Se há ali um estranhamento pelo próprio
conceito da história, o filme não se prende a um lugar de conforto e apresenta
outras possibilidades à narrativa. Daí que causa uma estranheza interessante quando
surpreendentemente o filme rompe com a trama da vaca e nos joga em outro tempo,
nos apresentando à curiosa sequência intitulada “A pequena caucasiana” – a grosso
modo um digressão sobre o passado de formação do povo e da História do Brasil e
América Latina, obviamente com claros toques de irreverência, inquietude e desfaçatez, evidentes nos pensamentos dessa personagem altiva e peculiar que outrora
desembarcou nessa terra inóspita.
Essa
sequência, apesar da forma abrupta como surge, nos interpela sobre as marcas
históricas de nossa formação por um motivo que talvez seja a tentativa de oferecer
um princípio de resposta às inquietações existenciais que rondam o filme: podemos nunca chegar à
conclusão do que realmente somos, do que é a nossa essência ou de algo que
explique o sentido de nossa existência – como bem coloca o ice-borg, espécie de
oráculo cibernético que a vaca encontra no deserto, citando Buda: “A vida não
é uma pergunta a ser respondida, é um mistério a ser vivido”; ainda assim, um
pouco daquilo que somos passa pelo entendimento do como e do por que chegamos
até aqui, ou seja, de como nossa formação histórica pode conferir pistas sobre
quem sou eu e o que eu faço aqui nesse lugar nesse momento.
Mas
essa sequência serve também para incluir um elemento que será fundamental para
a jornada da vaca: o livro de normas da ABNT, legado a nós pela pequena caucasiana e
encontrado pela vaca no deserto em suas buscas existenciais.
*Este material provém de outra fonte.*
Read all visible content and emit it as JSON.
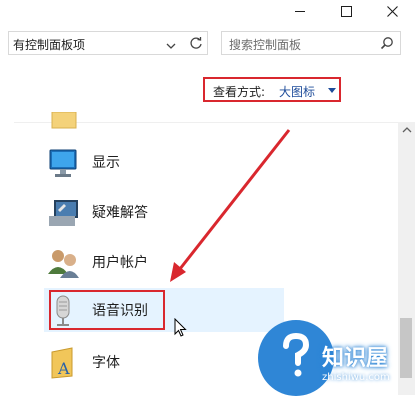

Mais uma vez o alerta
de ironia soa forte no filme sendo a ABNT essa representação instituída e reconhecida
da regra e do rigor. É a partir daí que o filme entra em outro registro, ainda mais
estranho porque a vaca retoma seus rumos de busca e peregrinação transfigurado
agora num animal bípede.
É
certo que existe certa ingenuidade nessa transformação, sendo a ABNT espécie de
detentora de respostas às coisas do mundo – ela funciona mais como forma, como
organização do pensamento e do conhecimento, não como conteúdo. De fato, a personagem continua sua
busca por respostas mesmo depois de encontrada essa joia do deserto.
E
é como todos esses elementos e tantos outros detalhes que Animal Político divaga sobre seu próprio eixo de criação narrativa,
oferecendo, ao sabor da dúvida e da graça, uma jornada de inquietação tanto
quanto de interesse pelo que vemos surgir no caminho do animal. Tião brinda o
espectador com irreverência e humor, ainda que suas muitas ideias precisem
passar pelo crivo do tempo para atestar sua real força, ou antes estabelecer-se como peça de chiste. Enquanto isso, sonhamos
com a possibilidade do conhecimento pleno.